Research and Teaching Interests

  • Torts
  • Administrative Law
  • Civil Procedure
  • Civil and Political Rights

Recent Publications

  • John C. Brittain, Reducing Reliance on Testing to Promote Diversity, in The Future of Affirmative Action: New Paths to Higher Education Diversity after Fisher v. University of Texas (Richard D. Kahlenberg, ed.) (Century Foundation Press, 2014) (with Benjamin Landy).
  • John C. Brittain, Affirmative Action Survives Again in the Supreme Court on a Legal Technicality: An Analysis of Fisher v. University of Texas at Austin, 57 How. L.J. 960 (2014).
  • John C. Brittain & John K. Pierre, Maryland Lawsuit Is Hardly “Unusual,” The Chronicle of Higher Education, January 29, 2012 (Letters to the Editor).
  • John C. Brittain, Room for Debate: Why Do Top Schools Still Take Legacy Applicants: Bad for Diversity, N.Y. Times, Nov. 13, 2011; updated May 13, 2013.
  • John C. Brittain, Admitting the Truth: The Effects of Affirmative Action, Legacy Preference and the Meritocratic Ideal on Students of Color in College Admissions, in Affirmative Action for the Rich: Legacy Preferences in College Admissions (Century Foundation Press, 2010) (with Eric L. Bloom).

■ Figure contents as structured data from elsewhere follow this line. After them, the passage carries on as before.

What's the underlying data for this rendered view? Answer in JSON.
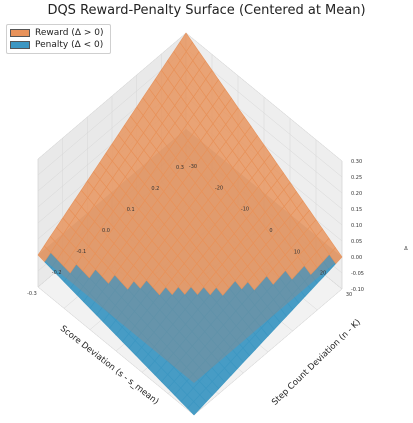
{
  "chart_data": {
    "type": "surface3d",
    "title": "DQS Reward-Penalty Surface (Centered at Mean)",
    "xlabel": "Score Deviation (s - s_mean)",
    "ylabel": "Step Count Deviation (n - K)",
    "zlabel": "",
    "xlim": [
      -0.3,
      0.3
    ],
    "ylim": [
      -30,
      30
    ],
    "zlim": [
      -0.1,
      0.3
    ],
    "x_ticks": [
      "-0.3",
      "-0.2",
      "-0.1",
      "0.0",
      "0.1",
      "0.2",
      "0.3"
    ],
    "y_ticks": [
      "-30",
      "-20",
      "-10",
      "0",
      "10",
      "20",
      "30"
    ],
    "z_ticks": [
      "-0.10",
      "-0.05",
      "0.00",
      "0.05",
      "0.10",
      "0.15",
      "0.20",
      "0.25",
      "0.30"
    ],
    "z_unit_label": "Δ",
    "surface": {
      "x_range": [
        -0.3,
        0.3
      ],
      "y_range": [
        -30,
        30
      ],
      "corner_values": {
        "x_max_y_min": 0.3,
        "x_max_y_max": 0.0,
        "x_min_y_min": 0.0,
        "x_min_y_max": -0.1
      },
      "center_value": 0.0
    },
    "legend": [
      {
        "label": "Reward (Δ > 0)",
        "color": "#e8925a"
      },
      {
        "label": "Penalty (Δ < 0)",
        "color": "#3d97c2"
      }
    ],
    "legend_position": "top-left",
    "zero_plane": true,
    "grid": true
  }
}
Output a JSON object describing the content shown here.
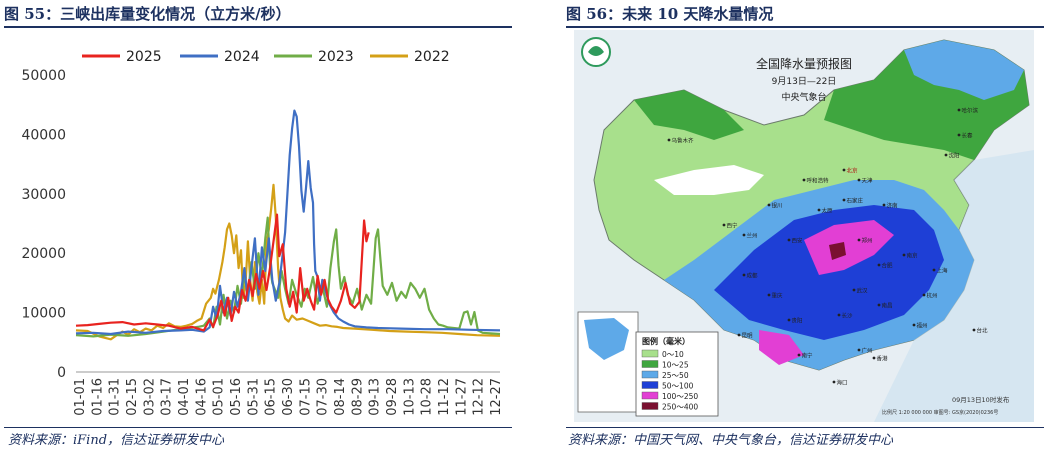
{
  "left_panel": {
    "figure_title": "图 55：三峡出库量变化情况（立方米/秒）",
    "source": "资料来源：iFind，信达证券研发中心"
  },
  "right_panel": {
    "figure_title": "图 56：未来 10 天降水量情况",
    "source": "资料来源：中国天气网、中央气象台，信达证券研发中心",
    "map": {
      "title": "全国降水量预报图",
      "date_range": "9月13日—22日",
      "issuer": "中央气象台",
      "legend_title": "图例（毫米）",
      "legend": [
        {
          "label": "0～10",
          "color": "#a8e08c"
        },
        {
          "label": "10～25",
          "color": "#3fa63f"
        },
        {
          "label": "25～50",
          "color": "#5ea9e8"
        },
        {
          "label": "50～100",
          "color": "#1e3fd6"
        },
        {
          "label": "100～250",
          "color": "#e23fd4"
        },
        {
          "label": "250～400",
          "color": "#7a1030"
        }
      ],
      "footer": "09月13日10时发布",
      "scale_note": "比例尺 1:20 000 000  审图号: GS京(2020)0236号",
      "cities": [
        "乌鲁木齐",
        "西宁",
        "兰州",
        "银川",
        "呼和浩特",
        "北京",
        "天津",
        "哈尔滨",
        "长春",
        "沈阳",
        "太原",
        "石家庄",
        "济南",
        "郑州",
        "西安",
        "成都",
        "重庆",
        "武汉",
        "合肥",
        "南京",
        "长沙",
        "南昌",
        "贵阳",
        "昆明",
        "福州",
        "广州",
        "南宁",
        "香港",
        "海口",
        "台北",
        "上海",
        "杭州"
      ]
    }
  },
  "chart_data": {
    "type": "line",
    "title": "",
    "xlabel": "",
    "ylabel": "",
    "ylim": [
      0,
      50000
    ],
    "yticks": [
      0,
      10000,
      20000,
      30000,
      40000,
      50000
    ],
    "x_ticks": [
      "01-01",
      "01-16",
      "01-31",
      "02-15",
      "03-02",
      "03-17",
      "04-01",
      "04-16",
      "05-01",
      "05-16",
      "05-31",
      "06-15",
      "06-30",
      "07-15",
      "07-30",
      "08-14",
      "08-29",
      "09-13",
      "09-28",
      "10-13",
      "10-28",
      "11-12",
      "11-27",
      "12-12",
      "12-27"
    ],
    "legend_position": "top",
    "series": [
      {
        "name": "2025",
        "color": "#e8231f",
        "points": [
          [
            0,
            7800
          ],
          [
            10,
            7900
          ],
          [
            20,
            8100
          ],
          [
            30,
            8300
          ],
          [
            40,
            8400
          ],
          [
            50,
            8000
          ],
          [
            60,
            8200
          ],
          [
            70,
            8000
          ],
          [
            80,
            7800
          ],
          [
            90,
            7300
          ],
          [
            100,
            7600
          ],
          [
            110,
            7000
          ],
          [
            115,
            8800
          ],
          [
            118,
            7600
          ],
          [
            122,
            9600
          ],
          [
            125,
            12000
          ],
          [
            128,
            9500
          ],
          [
            131,
            12500
          ],
          [
            134,
            8600
          ],
          [
            137,
            11000
          ],
          [
            140,
            10000
          ],
          [
            143,
            13800
          ],
          [
            146,
            12000
          ],
          [
            149,
            15500
          ],
          [
            152,
            12800
          ],
          [
            155,
            16500
          ],
          [
            158,
            14000
          ],
          [
            161,
            17000
          ],
          [
            164,
            13800
          ],
          [
            167,
            17500
          ],
          [
            170,
            22000
          ],
          [
            173,
            26500
          ],
          [
            175,
            19500
          ],
          [
            178,
            21500
          ],
          [
            181,
            14000
          ],
          [
            184,
            11000
          ],
          [
            187,
            13500
          ],
          [
            190,
            10000
          ],
          [
            193,
            17500
          ],
          [
            196,
            12000
          ],
          [
            199,
            14000
          ],
          [
            202,
            12000
          ],
          [
            205,
            10500
          ],
          [
            208,
            16200
          ],
          [
            211,
            13000
          ],
          [
            214,
            15500
          ],
          [
            217,
            12200
          ],
          [
            220,
            11000
          ],
          [
            224,
            10000
          ],
          [
            228,
            12000
          ],
          [
            232,
            15000
          ],
          [
            236,
            11500
          ],
          [
            240,
            10800
          ],
          [
            244,
            11800
          ],
          [
            248,
            25500
          ],
          [
            250,
            22000
          ],
          [
            252,
            23500
          ]
        ]
      },
      {
        "name": "2024",
        "color": "#3f6fc4",
        "points": [
          [
            0,
            6500
          ],
          [
            15,
            6600
          ],
          [
            30,
            6400
          ],
          [
            45,
            6800
          ],
          [
            60,
            6600
          ],
          [
            75,
            6900
          ],
          [
            90,
            7000
          ],
          [
            100,
            7100
          ],
          [
            110,
            6800
          ],
          [
            115,
            7500
          ],
          [
            118,
            11000
          ],
          [
            121,
            9000
          ],
          [
            124,
            14500
          ],
          [
            127,
            10000
          ],
          [
            130,
            12500
          ],
          [
            133,
            9500
          ],
          [
            136,
            13500
          ],
          [
            139,
            11000
          ],
          [
            142,
            13500
          ],
          [
            145,
            17500
          ],
          [
            148,
            12000
          ],
          [
            151,
            17500
          ],
          [
            154,
            22500
          ],
          [
            157,
            13000
          ],
          [
            160,
            21000
          ],
          [
            163,
            17000
          ],
          [
            166,
            22500
          ],
          [
            169,
            15500
          ],
          [
            172,
            12000
          ],
          [
            175,
            15000
          ],
          [
            178,
            20000
          ],
          [
            180,
            23500
          ],
          [
            182,
            30000
          ],
          [
            184,
            36500
          ],
          [
            186,
            41000
          ],
          [
            188,
            44000
          ],
          [
            190,
            43000
          ],
          [
            192,
            38000
          ],
          [
            194,
            30500
          ],
          [
            196,
            27000
          ],
          [
            198,
            31000
          ],
          [
            200,
            35500
          ],
          [
            202,
            31000
          ],
          [
            204,
            28500
          ],
          [
            205,
            21500
          ],
          [
            206,
            17000
          ],
          [
            208,
            16000
          ],
          [
            210,
            12000
          ],
          [
            212,
            15500
          ],
          [
            215,
            13500
          ],
          [
            218,
            11500
          ],
          [
            222,
            10000
          ],
          [
            226,
            9000
          ],
          [
            230,
            8500
          ],
          [
            235,
            8000
          ],
          [
            240,
            7700
          ],
          [
            250,
            7500
          ],
          [
            260,
            7400
          ],
          [
            280,
            7300
          ],
          [
            300,
            7200
          ],
          [
            320,
            7200
          ],
          [
            340,
            7100
          ],
          [
            365,
            7000
          ]
        ]
      },
      {
        "name": "2023",
        "color": "#70ad47",
        "points": [
          [
            0,
            6200
          ],
          [
            15,
            6000
          ],
          [
            30,
            6300
          ],
          [
            45,
            6100
          ],
          [
            60,
            6400
          ],
          [
            75,
            6800
          ],
          [
            90,
            7200
          ],
          [
            105,
            7600
          ],
          [
            110,
            7800
          ],
          [
            115,
            9000
          ],
          [
            118,
            7500
          ],
          [
            121,
            11000
          ],
          [
            124,
            8000
          ],
          [
            127,
            13000
          ],
          [
            130,
            9000
          ],
          [
            133,
            12000
          ],
          [
            136,
            10000
          ],
          [
            139,
            14500
          ],
          [
            142,
            11500
          ],
          [
            145,
            16500
          ],
          [
            148,
            13000
          ],
          [
            151,
            18500
          ],
          [
            154,
            14000
          ],
          [
            157,
            20000
          ],
          [
            160,
            16000
          ],
          [
            163,
            22500
          ],
          [
            165,
            26000
          ],
          [
            167,
            18000
          ],
          [
            169,
            15000
          ],
          [
            171,
            14000
          ],
          [
            174,
            12500
          ],
          [
            177,
            17000
          ],
          [
            180,
            14000
          ],
          [
            183,
            11500
          ],
          [
            186,
            15500
          ],
          [
            190,
            13000
          ],
          [
            194,
            11000
          ],
          [
            197,
            14000
          ],
          [
            200,
            12500
          ],
          [
            204,
            16000
          ],
          [
            208,
            11500
          ],
          [
            212,
            14500
          ],
          [
            216,
            11000
          ],
          [
            219,
            17500
          ],
          [
            222,
            22000
          ],
          [
            224,
            24000
          ],
          [
            226,
            18000
          ],
          [
            228,
            14000
          ],
          [
            231,
            16000
          ],
          [
            234,
            13000
          ],
          [
            238,
            11500
          ],
          [
            242,
            14000
          ],
          [
            246,
            10500
          ],
          [
            250,
            13000
          ],
          [
            254,
            11500
          ],
          [
            258,
            22500
          ],
          [
            260,
            24000
          ],
          [
            262,
            19000
          ],
          [
            264,
            14500
          ],
          [
            268,
            13000
          ],
          [
            272,
            15000
          ],
          [
            276,
            12000
          ],
          [
            280,
            13500
          ],
          [
            284,
            12500
          ],
          [
            288,
            15000
          ],
          [
            292,
            14000
          ],
          [
            296,
            12500
          ],
          [
            300,
            14000
          ],
          [
            304,
            10500
          ],
          [
            308,
            9000
          ],
          [
            312,
            8000
          ],
          [
            316,
            7800
          ],
          [
            320,
            7500
          ],
          [
            330,
            7300
          ],
          [
            334,
            10000
          ],
          [
            337,
            10200
          ],
          [
            340,
            8000
          ],
          [
            343,
            10100
          ],
          [
            346,
            7000
          ],
          [
            350,
            6600
          ],
          [
            365,
            6400
          ]
        ]
      },
      {
        "name": "2022",
        "color": "#d4a017",
        "points": [
          [
            0,
            7000
          ],
          [
            10,
            6900
          ],
          [
            20,
            6000
          ],
          [
            30,
            5500
          ],
          [
            35,
            6200
          ],
          [
            40,
            6800
          ],
          [
            45,
            6300
          ],
          [
            50,
            7200
          ],
          [
            55,
            6700
          ],
          [
            60,
            7300
          ],
          [
            65,
            7000
          ],
          [
            70,
            7800
          ],
          [
            75,
            7400
          ],
          [
            80,
            8200
          ],
          [
            85,
            7700
          ],
          [
            90,
            7600
          ],
          [
            95,
            7800
          ],
          [
            100,
            8100
          ],
          [
            104,
            8600
          ],
          [
            108,
            9000
          ],
          [
            112,
            11500
          ],
          [
            116,
            12500
          ],
          [
            118,
            14000
          ],
          [
            120,
            13200
          ],
          [
            123,
            15500
          ],
          [
            126,
            18500
          ],
          [
            128,
            21000
          ],
          [
            130,
            24000
          ],
          [
            132,
            25000
          ],
          [
            134,
            23000
          ],
          [
            136,
            20000
          ],
          [
            138,
            23000
          ],
          [
            140,
            17500
          ],
          [
            142,
            20500
          ],
          [
            144,
            12500
          ],
          [
            146,
            15000
          ],
          [
            148,
            22000
          ],
          [
            150,
            15500
          ],
          [
            152,
            12000
          ],
          [
            154,
            18500
          ],
          [
            156,
            13500
          ],
          [
            158,
            11500
          ],
          [
            160,
            15500
          ],
          [
            162,
            11500
          ],
          [
            164,
            21500
          ],
          [
            166,
            24000
          ],
          [
            168,
            27500
          ],
          [
            170,
            31500
          ],
          [
            172,
            26000
          ],
          [
            174,
            17500
          ],
          [
            176,
            12500
          ],
          [
            178,
            10500
          ],
          [
            180,
            9000
          ],
          [
            183,
            8500
          ],
          [
            186,
            9500
          ],
          [
            190,
            8800
          ],
          [
            195,
            9000
          ],
          [
            200,
            8600
          ],
          [
            205,
            8200
          ],
          [
            210,
            7800
          ],
          [
            215,
            7900
          ],
          [
            220,
            7700
          ],
          [
            225,
            7600
          ],
          [
            230,
            7400
          ],
          [
            240,
            7300
          ],
          [
            255,
            7100
          ],
          [
            270,
            6900
          ],
          [
            285,
            6800
          ],
          [
            300,
            6700
          ],
          [
            315,
            6600
          ],
          [
            330,
            6400
          ],
          [
            345,
            6200
          ],
          [
            365,
            6100
          ]
        ]
      }
    ]
  }
}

Recent Presentations and Activities

  • John C. Brittain, Presentation, 60th Anniversary of Brown v. Board of Education on May 17, 2014: Is Education Equal Today for all School Children? (17th Annual Robert Smalls Lecture, University of South Carolina African American Studies Program, S.C., Apr. 10, 2014).
  • John C. Brittain, Presentation, President Johnson’s War on Poverty and Neighborhood Legal Services Program: Legal Services, an Irreconcilable Contradiction Due to Restrictions on Cases (Overcoming Barriers to Economic Opportunity in America Today: Renewing the War on Poverty Fifty Years Later, UDC Law Review Symposium, University of the District of Columbia David A. Clarke School of Law, D.C., Apr. 4, 2014).
  • John C. Brittain, Presentation, The Role of Civil Rights and Public Interest Lawyers (27th Annual Robert M. Cover Retreat, Lawyering for Civil Rights in the 21st Century, Peterborough, N.H., Feb. 2014).
  • John C. Brittain, Presentation, President Johnson’s War on Poverty and Neighborhood Legal Services Program: Providing Legal Access to Justice for the Poor (Mid-Atlantic People of Color Legal Scholarship Annual Conference, Baltimore, Md., Jan. 23, 2015).
  • John C. Brittain, Board of Directors Meeting (Appleseed Foundation, D.C., Spring 2014).